あれっと思ったのだが、この短篇集に入っている、「事の次第を読んでる」は、かなり前に読んだ記憶があったのだが、さもありなん、この一篇だけ、2013年あたりに文芸誌、確か年始の、ズラッと作家名が並んでいる特大号のような時に載っていた気がする、そこで読んでいた。
他のも文芸誌に載っていたのがほとんどだったが、他のは読んでいなかった。これはやはり、自分がそれほど熱心に保坂和志を追わなくなったタイミングが影響している。
しかし、なんとなくは追っていればよかった。全体としては、この『猫が来なくなった』は、読んでおいてよかった部類の本に入る。思い出も込みで、読んだ価値があったという気がする。

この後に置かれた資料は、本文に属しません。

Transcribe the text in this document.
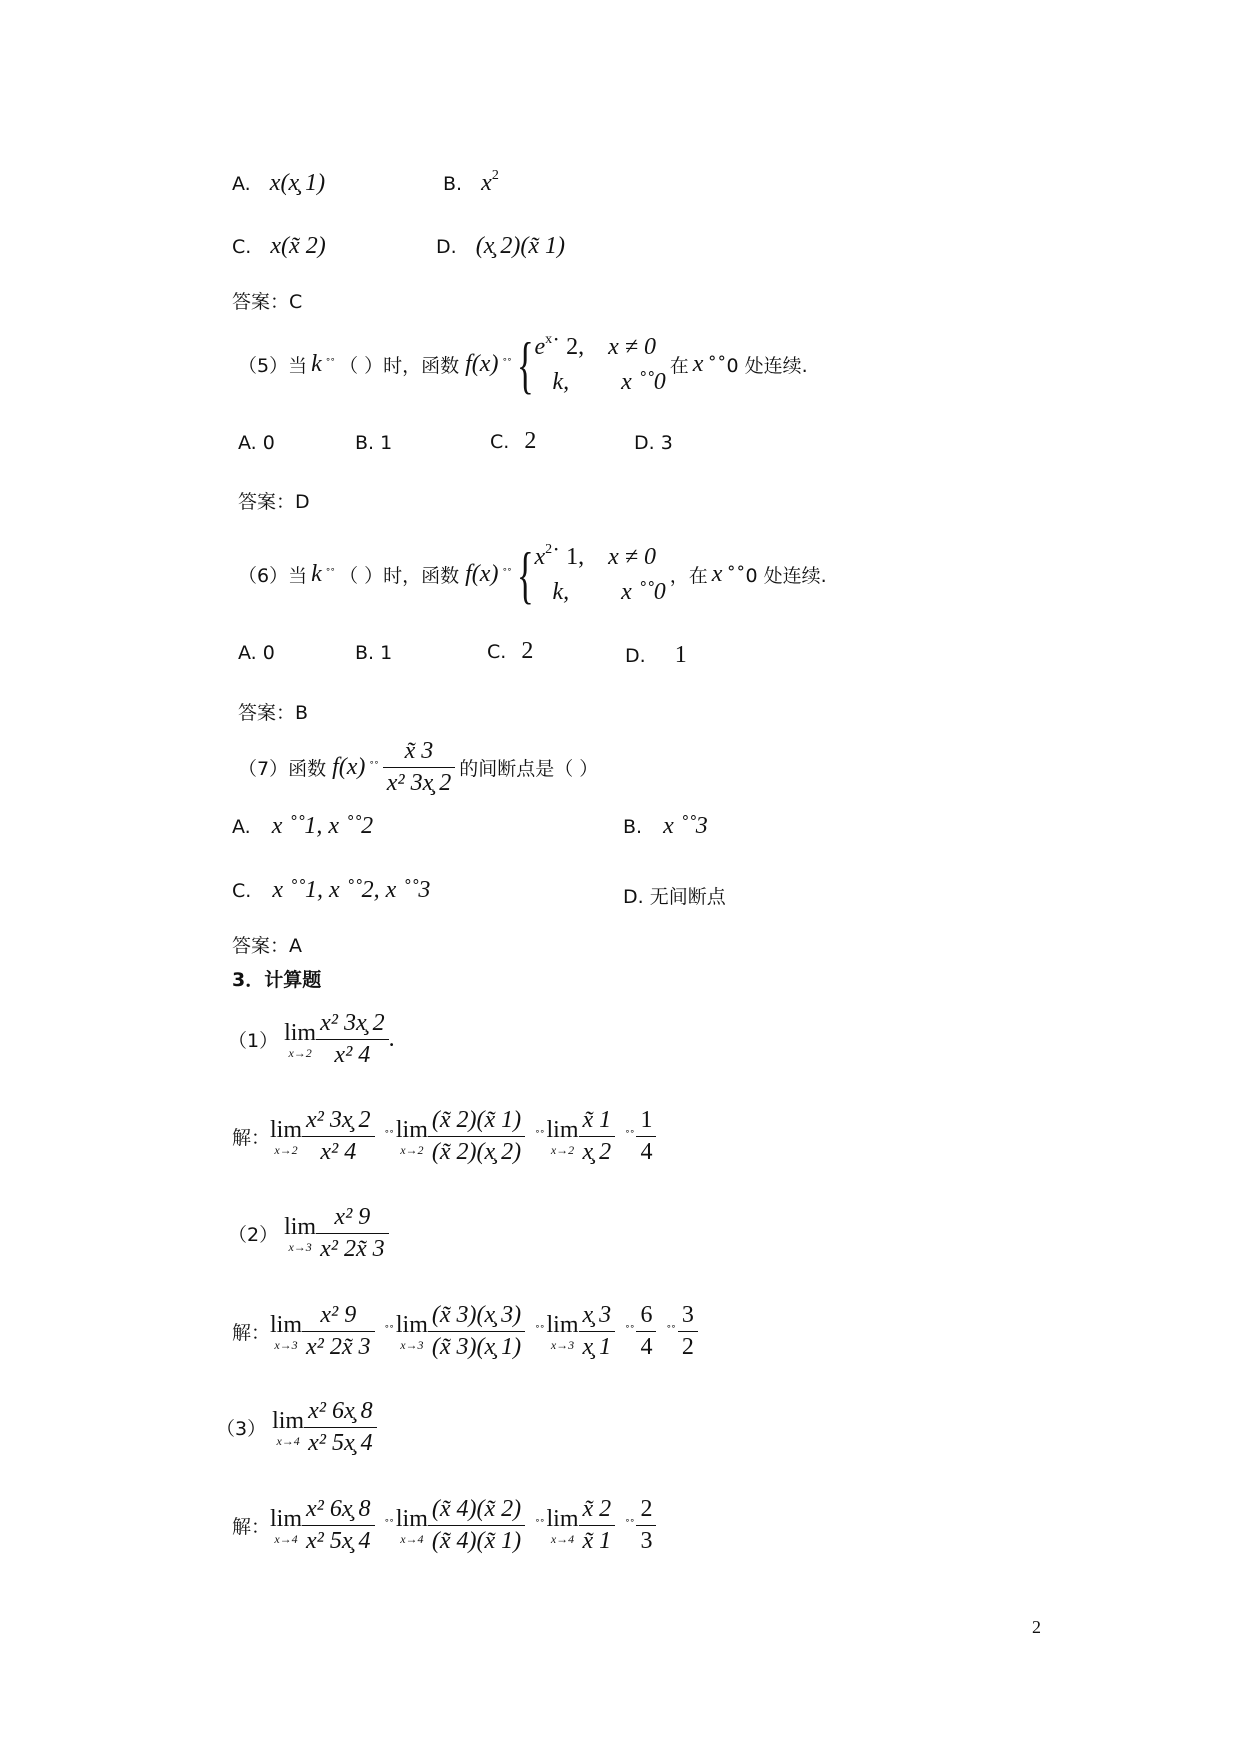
A. x(x̧ 1)	B. x2
C. x(x̃ 2)	D. (x̧ 2)(x̃ 1)
答案：C
（5）当 k ˚˚ （ ）时，函数 f(x) ˚˚ { $e^x˙$ 2, x ≠ 0
k, x ˚˚0
在 x ˚˚0 处连续.
A. 0	B. 1	C. 2	D. 3
答案：D
（6）当 k ˚˚ （ ）时，函数 f(x) ˚˚ { $x^2˙$ 1, x ≠ 0
k, x ˚˚0
，在 x ˚˚0 处连续.
A. 0	B. 1	C. 2	D. 1
答案：B
（7）函数 f(x) ˚˚ $\frac{x̃ 3}{\text{x² 3x̧ 2}}$ 的间断点是（ ）
A. x ˚˚1, x ˚˚2	B. x ˚˚3
C. x ˚˚1, x ˚˚2, x ˚˚3	D. 无间断点
答案：A
3．计算题
（1） lim
$x\to 2 \frac{\text{x² 3x̧ 2}}{\text{x² 4}}$ .
解： lim
$x\to 2 \frac{\text{x² 3x̧ 2}}{\text{x² 4}}$ ˚˚ lim
$x\to 2 \frac{(x̃ 2)(x̃ 1)}{(x̃ 2)(x̧ 2)}$ ˚˚ lim
$x\to 2 \frac{x̃ 1}{x̧ 2}$ ˚˚ $\frac{1}{4}$
（2） lim
$x\to 3 \frac{\text{x² 9}}{\text{x² 2x̃ 3}}$
解： lim
$x\to 3 \frac{\text{x² 9}}{\text{x² 2x̃ 3}}$ ˚˚ lim
$x\to 3 \frac{(x̃ 3)(x̧ 3)}{(x̃ 3)(x̧ 1)}$ ˚˚ lim
$x\to 3 \frac{x̧ 3}{x̧ 1}$ ˚˚ $\frac{6}{4}$ ˚˚ $\frac{3}{2}$
（3） lim
$x\to 4 \frac{\text{x² 6x̧ 8}}{\text{x² 5x̧ 4}}$
解： lim
$x\to 4 \frac{\text{x² 6x̧ 8}}{\text{x² 5x̧ 4}}$ ˚˚ lim
$x\to 4 \frac{(x̃ 4)(x̃ 2)}{(x̃ 4)(x̃ 1)}$ ˚˚ lim
$x\to 4 \frac{x̃ 2}{x̃ 1}$ ˚˚ $\frac{2}{3}$
2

最初の一篇はそうでもないが、ほとんどの章は、たぶんあえて、保坂和志が好んですぐれた文学の例に挙げていた小説を、枠として、というか、あるフレーズとか気分のようなものを、借りてきて書いている。
いくつかは、小島信夫の小説。「ある講演原稿」なんか、題名からして、「暮坂」のシリーズと、枠組みが同じであり、外面的にわかる程度に、これを下敷きにしたんだなと、アピールといっていいほどわかりやすく真似ている。
しかし、その域を超えると、急に保坂和志の調子に戻る。
カフカの有名な、「朝目が覚めると……」というのを、冒頭にそのまま使っているのもあった。しかしこれは、その後の展開をトレースしたという感じではなく、悪夢の中に閉じ込められているのか、それとも、もう外に出ているのかわからない、という気分そのものをトレースしたといった方が近い。読んでいる感覚として、本当に近いという気がするけれども、ふと気が付くと、彼の「コーリング」とかその辺の気分もここにあるようにも思えてくる。もともと、カフカからここに降りてきたのか、逆なのか、この作者風に、どちらでも良いと言ってみよう。
それから、時系列的には前だが、収録順では最後の手前になっている、「事の次第を読んでる」で、実は、僕は、このすごく短い、書評のような、講解のような体をしている小説を読んで、その時から、何年かは、このたった一篇の小説? に影響を受け続けて、半ばこの小説、というより、これと「事の次第」という、またもおなじみのベケットの元ネタの小説との複合体のようなものに、生活を規定され、縛られていたようにも感じるほど、衝撃だった。
しかし、今読み直してみると、そこまで影響を受けるか? と思えるのは、そちらの感じ方の方が正しいのではなく、昔の方が何かを感じることに敏く、その敏さのようなものが擦り切れた結果なのではないかと思う。
でも、たぶん今読み直しても、「事の次第」の方は、物凄いと思えるのではないかと思う。句読点が一切ない小説。
保坂和志は、オリジナリティというよりも、素晴らしい小説に反応して、それを化学反応させるようにして、自分の中で変化させて、そのまま世の中に放流しているような作家だと思う。主体性を無くす、名前をどんどん削ることによって、こういったスタイルに変化してきたのだろう。